US automakers warn of bankruptcy if no bailout; Filipino rebels attack government convoy; Rice wants urgent action after Mumbai bombings; riots in Zimbabwe; and more
Top of the Agenda: Automakers Push Bailout
The "Big Three" U.S. automakers, Ford, General Motors, and Chrysler, increased the urgency of their calls for a government bailout, with both GM and Chrysler telling Congress that they could face bankruptcy by the end of the month if they don't get billions of dollars in emergency loans. In a new disclosure, GM said it needs at least $4 billion by the end of the year to stay afloat, and requested $18 billion total; Chrysler, meanwhile, requested $7 billion in loans from Congress and another $6 billion from the Department of Energy to promote fuel efficient vehicles. Ford is seeking $9 billion in emergency funds to be made available, though it says it may not need to tap that money. In total, the three automakers are pushing for $34 billion (FT).
As part of their push for bailout money, GM executives told Congress they would be willing to drastically cut operations (Detroit Free Press) to ensure long-term survival. The firm said it would cut jobs and executive pay, and would reduce its number of factories and brands. A columnist in the Washington Post says debate over the firms has reached a stalemate, and that neither the Big Three nor Congress is likely to emerge a winner.

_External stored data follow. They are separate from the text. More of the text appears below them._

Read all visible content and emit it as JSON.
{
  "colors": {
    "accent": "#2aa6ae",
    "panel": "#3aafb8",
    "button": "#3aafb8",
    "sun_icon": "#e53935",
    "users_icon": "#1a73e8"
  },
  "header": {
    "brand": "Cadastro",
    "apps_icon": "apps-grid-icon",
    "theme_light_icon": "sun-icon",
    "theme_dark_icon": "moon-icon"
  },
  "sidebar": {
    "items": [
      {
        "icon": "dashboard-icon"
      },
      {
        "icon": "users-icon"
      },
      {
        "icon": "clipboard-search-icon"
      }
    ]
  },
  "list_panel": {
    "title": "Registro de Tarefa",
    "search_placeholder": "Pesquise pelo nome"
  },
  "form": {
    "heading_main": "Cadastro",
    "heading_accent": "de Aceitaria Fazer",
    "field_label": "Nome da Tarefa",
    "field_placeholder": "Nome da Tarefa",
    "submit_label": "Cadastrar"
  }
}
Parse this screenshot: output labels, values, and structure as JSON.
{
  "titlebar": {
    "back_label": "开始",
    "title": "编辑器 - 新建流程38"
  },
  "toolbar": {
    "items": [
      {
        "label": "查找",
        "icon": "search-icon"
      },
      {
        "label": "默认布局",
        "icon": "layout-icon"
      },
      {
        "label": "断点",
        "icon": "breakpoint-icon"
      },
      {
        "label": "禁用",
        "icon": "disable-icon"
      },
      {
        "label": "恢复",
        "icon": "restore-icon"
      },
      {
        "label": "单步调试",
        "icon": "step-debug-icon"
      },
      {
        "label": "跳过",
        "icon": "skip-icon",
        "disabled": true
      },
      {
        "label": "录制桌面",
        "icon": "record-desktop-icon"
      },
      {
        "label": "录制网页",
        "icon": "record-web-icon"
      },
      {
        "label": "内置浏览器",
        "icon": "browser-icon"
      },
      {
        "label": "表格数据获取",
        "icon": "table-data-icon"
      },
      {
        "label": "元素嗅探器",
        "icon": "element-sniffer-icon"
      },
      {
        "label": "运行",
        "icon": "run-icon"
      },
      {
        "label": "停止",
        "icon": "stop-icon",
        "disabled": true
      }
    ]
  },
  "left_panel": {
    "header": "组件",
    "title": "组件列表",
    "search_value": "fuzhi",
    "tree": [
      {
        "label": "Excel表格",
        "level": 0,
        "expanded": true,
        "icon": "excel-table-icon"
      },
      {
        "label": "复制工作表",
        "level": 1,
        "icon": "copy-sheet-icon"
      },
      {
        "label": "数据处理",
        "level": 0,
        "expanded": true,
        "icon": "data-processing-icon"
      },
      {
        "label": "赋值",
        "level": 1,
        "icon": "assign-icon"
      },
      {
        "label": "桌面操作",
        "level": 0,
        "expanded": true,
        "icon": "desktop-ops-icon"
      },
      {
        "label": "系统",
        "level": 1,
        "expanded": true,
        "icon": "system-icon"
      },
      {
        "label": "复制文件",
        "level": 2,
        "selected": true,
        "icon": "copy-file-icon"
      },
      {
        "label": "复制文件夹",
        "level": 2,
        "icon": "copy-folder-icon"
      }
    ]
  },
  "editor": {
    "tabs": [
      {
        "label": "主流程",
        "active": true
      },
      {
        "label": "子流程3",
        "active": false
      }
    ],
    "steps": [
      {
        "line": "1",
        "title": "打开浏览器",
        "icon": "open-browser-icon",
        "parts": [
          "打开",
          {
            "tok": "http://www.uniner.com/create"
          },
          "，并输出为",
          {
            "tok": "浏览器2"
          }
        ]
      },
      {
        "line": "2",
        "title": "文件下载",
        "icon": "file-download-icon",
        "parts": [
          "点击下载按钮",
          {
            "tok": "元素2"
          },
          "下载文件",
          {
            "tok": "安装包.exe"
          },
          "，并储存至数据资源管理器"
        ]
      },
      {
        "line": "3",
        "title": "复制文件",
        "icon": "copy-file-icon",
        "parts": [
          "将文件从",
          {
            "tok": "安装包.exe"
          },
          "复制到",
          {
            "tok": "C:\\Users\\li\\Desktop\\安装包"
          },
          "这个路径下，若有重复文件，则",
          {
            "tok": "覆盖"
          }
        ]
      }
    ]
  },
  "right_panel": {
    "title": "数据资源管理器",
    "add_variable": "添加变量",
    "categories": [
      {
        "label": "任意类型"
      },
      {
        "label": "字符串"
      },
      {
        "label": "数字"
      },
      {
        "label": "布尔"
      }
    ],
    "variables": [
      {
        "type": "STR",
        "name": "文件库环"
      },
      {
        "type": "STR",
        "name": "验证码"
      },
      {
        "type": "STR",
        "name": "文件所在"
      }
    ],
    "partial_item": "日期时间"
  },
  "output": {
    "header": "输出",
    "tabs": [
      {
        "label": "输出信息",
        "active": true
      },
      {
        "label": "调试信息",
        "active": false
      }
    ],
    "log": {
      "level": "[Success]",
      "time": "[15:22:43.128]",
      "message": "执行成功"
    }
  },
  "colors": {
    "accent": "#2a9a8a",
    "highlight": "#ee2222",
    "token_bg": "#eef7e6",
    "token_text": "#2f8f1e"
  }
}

The fallout could also have global implications. CFR's Matthew Slaughter, writing recently in the Wall Street Journal, argued that a government bailout of the U.S. auto industry could have deleterious economic effects beyond the sum of the bailout itself. Slaughter says a bailout would hurt:
- foreign direct investment coming into the United States;
- U.S.-headquartered firms that do business abroad and thus depend on their ability to access foreign customers; and
- the U.S. dollar, which Slaughter says could fall if investors think transparent competition in U.S. markets is crumbling.
Pacific Rim: Philippine Attacks
Communist rebels in the Philippines attacked a government convoy (BBC), killing five troops as talks between the government and rebels faltered in Oslo.
South Korea-North Korea: South Korea's foreign minister called for patience (Yonhap) in dealing with North Korea, following a move by Pyongyang to cut off rail traffic between the countries. Addressing members of the U.S. business community, the official said he felt the situation was tense and felt the need not to provoke North Korea at the moment.